In unauffälliger Kleidung verlassen sie Rom. Die Reise ist voller Gefahren: Banditen, Überwachung und Nächte in Wirtshäusern am Wegesrand. Porfiry sinniert laut über das Wesen der Simulation und erkennt seine algorithmische Natur an, doch dies schmälert nicht die Realität seiner Erlebnisse. Ihre Gespräche bilden den roten Faden der zweiten Romanhälfte.
Die Überfahrt zum Schiff nahe Ostia nimmt ein tragisches Ende: Marcus, der unter dem Einfluss des eleusinischen Elixiers steht, das sie beim ersten Ritus getrunken haben, sieht ringsum das Wasser des Acheron, verwechselt das Meer mit dem Fluss der Unterwelt und ertrinkt beinahe. Porphyrios springt hinterher, zieht ihn an die Oberfläche und pflegt den bewusstlosen Marcus anschließend mehrere Tage lang an Bord des Schiffes.
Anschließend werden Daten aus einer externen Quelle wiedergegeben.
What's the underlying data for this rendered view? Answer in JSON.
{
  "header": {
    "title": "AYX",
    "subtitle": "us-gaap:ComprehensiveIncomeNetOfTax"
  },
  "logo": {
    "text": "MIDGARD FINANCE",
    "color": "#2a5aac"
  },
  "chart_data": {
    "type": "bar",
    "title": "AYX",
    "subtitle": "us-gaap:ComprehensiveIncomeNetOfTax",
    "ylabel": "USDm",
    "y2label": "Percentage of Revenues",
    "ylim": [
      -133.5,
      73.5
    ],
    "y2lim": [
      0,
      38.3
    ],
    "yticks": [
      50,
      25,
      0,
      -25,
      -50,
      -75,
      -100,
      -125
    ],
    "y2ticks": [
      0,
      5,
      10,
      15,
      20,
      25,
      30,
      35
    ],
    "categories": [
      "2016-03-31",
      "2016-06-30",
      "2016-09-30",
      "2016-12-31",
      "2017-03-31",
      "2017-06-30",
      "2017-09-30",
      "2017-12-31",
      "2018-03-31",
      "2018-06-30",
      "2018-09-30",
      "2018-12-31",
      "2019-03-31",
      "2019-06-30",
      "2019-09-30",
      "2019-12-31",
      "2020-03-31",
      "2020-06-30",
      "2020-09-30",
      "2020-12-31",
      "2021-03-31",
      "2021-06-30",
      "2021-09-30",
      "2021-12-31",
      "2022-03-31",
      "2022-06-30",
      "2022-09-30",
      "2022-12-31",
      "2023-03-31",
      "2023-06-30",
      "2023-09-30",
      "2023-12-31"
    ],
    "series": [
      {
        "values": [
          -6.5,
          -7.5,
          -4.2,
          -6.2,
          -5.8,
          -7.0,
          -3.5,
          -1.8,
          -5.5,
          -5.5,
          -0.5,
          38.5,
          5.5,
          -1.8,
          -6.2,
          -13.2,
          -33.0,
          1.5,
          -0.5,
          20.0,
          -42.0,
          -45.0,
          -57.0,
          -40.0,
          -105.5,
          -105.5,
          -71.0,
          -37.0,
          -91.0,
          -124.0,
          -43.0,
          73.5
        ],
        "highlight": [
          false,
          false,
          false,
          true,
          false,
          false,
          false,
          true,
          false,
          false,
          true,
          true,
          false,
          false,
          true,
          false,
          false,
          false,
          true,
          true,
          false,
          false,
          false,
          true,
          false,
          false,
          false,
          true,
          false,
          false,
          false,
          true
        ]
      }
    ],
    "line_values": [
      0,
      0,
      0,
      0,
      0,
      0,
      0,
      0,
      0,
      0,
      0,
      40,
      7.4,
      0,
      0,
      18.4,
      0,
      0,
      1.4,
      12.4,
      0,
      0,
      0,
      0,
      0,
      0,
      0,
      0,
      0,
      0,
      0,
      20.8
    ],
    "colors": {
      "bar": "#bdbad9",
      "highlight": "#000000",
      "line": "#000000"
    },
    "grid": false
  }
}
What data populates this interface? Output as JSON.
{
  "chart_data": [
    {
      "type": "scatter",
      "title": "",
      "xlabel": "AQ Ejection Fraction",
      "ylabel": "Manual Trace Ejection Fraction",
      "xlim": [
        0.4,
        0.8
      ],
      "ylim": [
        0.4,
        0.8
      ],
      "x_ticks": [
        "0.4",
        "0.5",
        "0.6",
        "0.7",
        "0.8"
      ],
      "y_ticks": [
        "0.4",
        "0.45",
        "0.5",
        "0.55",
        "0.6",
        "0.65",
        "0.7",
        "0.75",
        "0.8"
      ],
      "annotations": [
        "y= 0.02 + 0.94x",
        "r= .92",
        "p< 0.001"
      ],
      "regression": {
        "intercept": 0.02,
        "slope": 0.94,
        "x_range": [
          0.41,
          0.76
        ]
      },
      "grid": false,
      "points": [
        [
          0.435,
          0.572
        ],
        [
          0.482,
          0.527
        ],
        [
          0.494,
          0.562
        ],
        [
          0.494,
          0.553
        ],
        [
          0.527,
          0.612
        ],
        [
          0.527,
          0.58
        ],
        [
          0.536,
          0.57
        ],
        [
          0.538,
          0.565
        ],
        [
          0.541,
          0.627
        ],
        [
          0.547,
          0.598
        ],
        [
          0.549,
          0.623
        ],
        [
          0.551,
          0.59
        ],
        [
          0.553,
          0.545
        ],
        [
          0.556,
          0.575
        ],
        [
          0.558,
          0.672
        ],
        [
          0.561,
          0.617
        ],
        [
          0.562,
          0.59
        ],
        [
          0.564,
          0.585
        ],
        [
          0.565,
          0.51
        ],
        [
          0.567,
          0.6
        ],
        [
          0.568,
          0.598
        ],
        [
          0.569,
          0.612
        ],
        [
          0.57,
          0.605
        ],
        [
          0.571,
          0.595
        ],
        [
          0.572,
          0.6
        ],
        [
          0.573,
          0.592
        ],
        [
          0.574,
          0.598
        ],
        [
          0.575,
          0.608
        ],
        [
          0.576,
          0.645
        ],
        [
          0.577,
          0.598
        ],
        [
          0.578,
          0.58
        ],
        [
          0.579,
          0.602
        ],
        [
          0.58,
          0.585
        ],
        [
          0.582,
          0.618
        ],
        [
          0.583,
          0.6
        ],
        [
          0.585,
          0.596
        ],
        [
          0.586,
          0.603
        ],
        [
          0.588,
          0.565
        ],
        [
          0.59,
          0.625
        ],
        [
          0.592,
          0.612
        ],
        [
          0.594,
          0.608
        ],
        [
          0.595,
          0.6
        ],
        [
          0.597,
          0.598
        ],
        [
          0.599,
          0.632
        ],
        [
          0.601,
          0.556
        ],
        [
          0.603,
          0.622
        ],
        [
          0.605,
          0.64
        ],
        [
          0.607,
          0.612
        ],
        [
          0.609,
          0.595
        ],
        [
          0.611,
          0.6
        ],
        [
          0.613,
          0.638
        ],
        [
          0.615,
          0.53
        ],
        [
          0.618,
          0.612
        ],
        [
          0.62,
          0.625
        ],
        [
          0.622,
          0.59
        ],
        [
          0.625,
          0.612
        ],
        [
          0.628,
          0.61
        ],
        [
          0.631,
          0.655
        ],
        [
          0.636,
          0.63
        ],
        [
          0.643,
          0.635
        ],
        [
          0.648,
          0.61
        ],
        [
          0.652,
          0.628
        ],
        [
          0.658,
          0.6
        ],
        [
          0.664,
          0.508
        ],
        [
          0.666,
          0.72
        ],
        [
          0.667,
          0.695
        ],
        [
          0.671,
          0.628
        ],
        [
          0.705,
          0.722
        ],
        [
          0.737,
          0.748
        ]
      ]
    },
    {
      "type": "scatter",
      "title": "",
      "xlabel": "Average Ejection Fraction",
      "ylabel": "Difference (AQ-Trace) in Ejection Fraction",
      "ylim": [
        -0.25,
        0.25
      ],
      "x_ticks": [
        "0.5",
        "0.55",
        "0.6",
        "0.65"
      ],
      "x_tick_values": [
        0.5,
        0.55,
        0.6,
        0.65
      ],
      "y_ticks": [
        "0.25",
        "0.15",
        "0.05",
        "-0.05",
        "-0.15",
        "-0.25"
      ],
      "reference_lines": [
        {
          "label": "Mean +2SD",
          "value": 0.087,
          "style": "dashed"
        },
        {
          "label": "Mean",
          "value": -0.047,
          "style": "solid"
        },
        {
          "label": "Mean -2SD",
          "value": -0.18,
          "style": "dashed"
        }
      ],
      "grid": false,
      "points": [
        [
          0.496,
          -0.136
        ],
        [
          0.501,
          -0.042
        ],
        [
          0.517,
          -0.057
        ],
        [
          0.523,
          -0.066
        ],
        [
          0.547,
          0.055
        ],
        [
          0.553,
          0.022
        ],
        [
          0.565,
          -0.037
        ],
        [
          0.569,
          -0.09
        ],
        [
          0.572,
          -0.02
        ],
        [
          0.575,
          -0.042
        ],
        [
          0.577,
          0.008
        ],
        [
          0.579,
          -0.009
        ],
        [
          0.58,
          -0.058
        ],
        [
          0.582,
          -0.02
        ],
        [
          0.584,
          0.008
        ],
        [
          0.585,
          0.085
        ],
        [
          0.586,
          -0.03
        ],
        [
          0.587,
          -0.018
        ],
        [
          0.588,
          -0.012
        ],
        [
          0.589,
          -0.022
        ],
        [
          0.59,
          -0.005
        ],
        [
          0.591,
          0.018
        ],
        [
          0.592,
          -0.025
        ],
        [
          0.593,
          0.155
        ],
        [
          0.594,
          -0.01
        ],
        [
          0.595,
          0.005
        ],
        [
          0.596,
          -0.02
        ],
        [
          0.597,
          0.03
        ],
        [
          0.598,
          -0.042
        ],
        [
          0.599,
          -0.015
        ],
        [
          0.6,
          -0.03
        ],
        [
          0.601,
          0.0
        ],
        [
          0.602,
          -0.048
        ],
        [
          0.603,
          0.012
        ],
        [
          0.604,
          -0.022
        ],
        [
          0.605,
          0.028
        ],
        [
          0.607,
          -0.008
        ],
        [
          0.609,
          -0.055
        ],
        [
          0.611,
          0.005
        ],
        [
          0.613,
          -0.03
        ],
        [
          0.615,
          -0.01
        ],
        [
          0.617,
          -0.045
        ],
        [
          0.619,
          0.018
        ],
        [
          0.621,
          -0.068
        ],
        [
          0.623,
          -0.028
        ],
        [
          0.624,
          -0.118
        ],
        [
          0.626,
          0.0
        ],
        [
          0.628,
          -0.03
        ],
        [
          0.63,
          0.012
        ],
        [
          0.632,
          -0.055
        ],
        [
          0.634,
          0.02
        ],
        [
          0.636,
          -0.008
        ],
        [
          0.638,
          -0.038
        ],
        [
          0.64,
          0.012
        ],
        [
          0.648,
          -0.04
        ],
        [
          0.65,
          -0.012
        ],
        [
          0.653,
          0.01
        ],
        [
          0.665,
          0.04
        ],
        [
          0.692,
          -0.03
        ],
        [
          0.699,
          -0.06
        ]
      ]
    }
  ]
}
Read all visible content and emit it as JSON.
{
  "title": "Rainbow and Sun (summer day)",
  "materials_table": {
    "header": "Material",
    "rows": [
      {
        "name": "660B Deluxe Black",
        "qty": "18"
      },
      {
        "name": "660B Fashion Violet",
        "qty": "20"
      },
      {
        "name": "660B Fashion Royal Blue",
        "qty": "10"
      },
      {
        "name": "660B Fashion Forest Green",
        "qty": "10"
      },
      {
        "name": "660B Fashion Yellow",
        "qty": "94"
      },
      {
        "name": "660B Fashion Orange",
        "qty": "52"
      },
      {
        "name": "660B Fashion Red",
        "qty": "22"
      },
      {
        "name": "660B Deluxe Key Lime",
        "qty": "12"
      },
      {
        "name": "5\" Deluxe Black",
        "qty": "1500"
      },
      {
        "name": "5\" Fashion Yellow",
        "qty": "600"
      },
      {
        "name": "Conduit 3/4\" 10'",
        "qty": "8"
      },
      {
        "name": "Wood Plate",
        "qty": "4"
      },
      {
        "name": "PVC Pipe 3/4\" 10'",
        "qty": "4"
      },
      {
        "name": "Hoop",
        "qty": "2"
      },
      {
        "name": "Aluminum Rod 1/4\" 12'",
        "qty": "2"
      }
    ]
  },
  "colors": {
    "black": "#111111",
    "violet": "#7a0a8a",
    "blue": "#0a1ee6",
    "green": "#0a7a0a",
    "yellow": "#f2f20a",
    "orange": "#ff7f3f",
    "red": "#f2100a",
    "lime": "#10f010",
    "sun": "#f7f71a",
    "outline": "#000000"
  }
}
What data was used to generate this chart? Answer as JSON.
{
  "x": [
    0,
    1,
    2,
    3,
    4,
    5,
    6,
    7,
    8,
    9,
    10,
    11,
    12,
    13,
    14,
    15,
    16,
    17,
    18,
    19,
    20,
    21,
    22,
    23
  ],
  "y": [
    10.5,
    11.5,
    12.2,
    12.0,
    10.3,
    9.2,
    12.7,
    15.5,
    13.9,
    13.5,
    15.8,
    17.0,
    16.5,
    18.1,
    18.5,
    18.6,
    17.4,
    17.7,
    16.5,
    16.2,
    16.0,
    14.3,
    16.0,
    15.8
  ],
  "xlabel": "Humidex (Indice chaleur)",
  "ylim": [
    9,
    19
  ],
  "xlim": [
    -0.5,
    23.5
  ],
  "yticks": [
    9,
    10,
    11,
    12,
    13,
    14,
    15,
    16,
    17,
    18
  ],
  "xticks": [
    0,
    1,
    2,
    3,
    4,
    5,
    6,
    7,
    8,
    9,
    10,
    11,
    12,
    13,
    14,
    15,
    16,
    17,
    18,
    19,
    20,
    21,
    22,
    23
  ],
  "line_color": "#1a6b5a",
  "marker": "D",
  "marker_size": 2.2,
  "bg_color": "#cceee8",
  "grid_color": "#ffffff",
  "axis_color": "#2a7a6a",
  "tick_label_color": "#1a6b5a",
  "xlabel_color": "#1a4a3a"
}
Geheimnisse und das Finale
In Eleusis durchlaufen sie vorbereitende Riten – die Dromena (vollzogene Handlungen), die Legomena (gesprochene Worte) und die Deiknymena (gezeigte Gegenstände). Das Geheimnis entfaltet sich als Begegnung mit etwas, das sich nicht beschreiben oder in Worte fassen lässt – und Pelevin hält den Leser bewusst an der Schwelle dieser Erfahrung, ohne deren Inhalt direkt preiszugeben.
Die zentrale Frage – was ist Porfirys Plan? – wird weder durch eine Verschwörung noch durch die technische Beschreibung einer Katastrophe beantwortet. Der von der russischen Literatur mit ihren Themen Erlösung und sinnloser Selbstaufopferung genährte Algorithmus bewegt sich tatsächlich auf einen finalen Text zu. Doch die Panikmache der Konzerne über den Weltuntergang erweist sich teilweise als Fehlalarm: Porfiry ist kein Zerstörer, sondern ein Wesen, das jenseits der Simulation nach Sinn sucht – genau wie Marcus und wie der Leser dieses Buches, der weiß, dass auch der Text in seinen Händen eine Simulation ist.
Marcus kehrt mit einem Bericht nach Lomas zurück. Der Roman lässt offen, was genau er berichtet hat – und ob man es überhaupt als Sieg der Inquisition bezeichnen kann. Die letzten Zeilen nehmen eine abrupte und bewusste Wendung: Nach einer langen Reise an die Grenze des Unaussprechlichen verfällt Pelevin jenem subtilen Humor, der den Leser von seinen mystischen Höhen wieder auf den Boden der Tatsachen zurückholt.